Call To Worship – September 24, 2006
“But the LORD is in His holy temple. Let all the earth keep silence before Him." (Habakkuk 2:20)
One of the assumptions often made about worship is that God’s people must have always done it like we do. In fact, that is not the case. If you had been alive in the days of Moses, when our forefathers brought their animals to Aaron and his sons to be sacrificed, you would have noticed that worship in the tabernacle was very different from what we do now. Aside from the obvious differences of killing animals and draining their blood, you would have noticed a strange silence. There is no indication that there was any singing during worship at the tabernacle, nor any speaking either. The people worshiped in silence.
This was true until the time of King David as he was making preparations for his son, Solomon, to build the temple. We all know that David wrote songs, but I Chronicles 25 tells us that David also arranged certain families of priest to sing the songs and to play instruments. This was new, something not heard before. Singing was brought into the corporate worship of God’s people. In addition, I Chronicles 25:1 tells us that these singers and musicians were under the leadership of the captains of David’s army, which seems to be a very strange arrangement. But not so strange to David, who knew that the songs he was writing in the Spirit, to be sung by the priests, were combat songs, battle songs; the weapons of warfare for the people of God.
Again, God’s people have not always worshipped as we do now. During the late middle ages, the congregations were silent. The priest would sing the mass, and possibly there would be choirs of monks in the larger churches. But God’s people were silent. The reformers, Luther, Calvin, Knox, and others, restored the work of singing to the people. But why did they do so? Because they understood that all believers in the New Covenant are priests. And since the days of David, priests are called to sing.

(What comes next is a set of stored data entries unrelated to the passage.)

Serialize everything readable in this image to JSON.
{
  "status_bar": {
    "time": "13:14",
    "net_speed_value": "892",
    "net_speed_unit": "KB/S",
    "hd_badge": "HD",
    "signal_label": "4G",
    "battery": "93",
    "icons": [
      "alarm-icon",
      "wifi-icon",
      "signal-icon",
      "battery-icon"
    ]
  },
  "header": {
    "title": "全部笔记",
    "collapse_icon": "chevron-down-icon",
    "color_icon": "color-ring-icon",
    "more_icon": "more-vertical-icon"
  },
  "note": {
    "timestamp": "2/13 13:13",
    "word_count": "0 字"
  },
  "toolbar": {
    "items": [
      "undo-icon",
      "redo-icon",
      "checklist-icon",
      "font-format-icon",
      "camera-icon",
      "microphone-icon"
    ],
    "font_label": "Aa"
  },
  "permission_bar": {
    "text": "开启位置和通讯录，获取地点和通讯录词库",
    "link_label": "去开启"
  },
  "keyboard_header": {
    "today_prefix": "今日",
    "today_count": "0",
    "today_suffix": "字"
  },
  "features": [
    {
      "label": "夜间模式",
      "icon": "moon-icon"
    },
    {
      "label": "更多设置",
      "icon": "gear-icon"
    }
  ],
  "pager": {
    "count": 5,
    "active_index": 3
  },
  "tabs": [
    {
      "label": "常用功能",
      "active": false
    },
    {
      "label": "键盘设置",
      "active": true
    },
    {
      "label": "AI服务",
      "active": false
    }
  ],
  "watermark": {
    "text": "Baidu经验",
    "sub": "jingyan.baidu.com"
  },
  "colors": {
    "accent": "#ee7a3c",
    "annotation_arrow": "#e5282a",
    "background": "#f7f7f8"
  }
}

The priests under David “were instructed in the songs of the LORD, all who were skillful" (I Chronicles 25:7), and we have tried to incorporate this into the life of our own church, as each Sunday after our service, we learn to sing more Psalms and hymns, and to grow more skillful as we do.
Our call to worship tells us that there are times when it is appropriate to be silent before the Lord. But it does not specifically say that the church or Israel is to be silent -- but the earth, the world is to be silent. Perhaps that is so the world can hear us sing.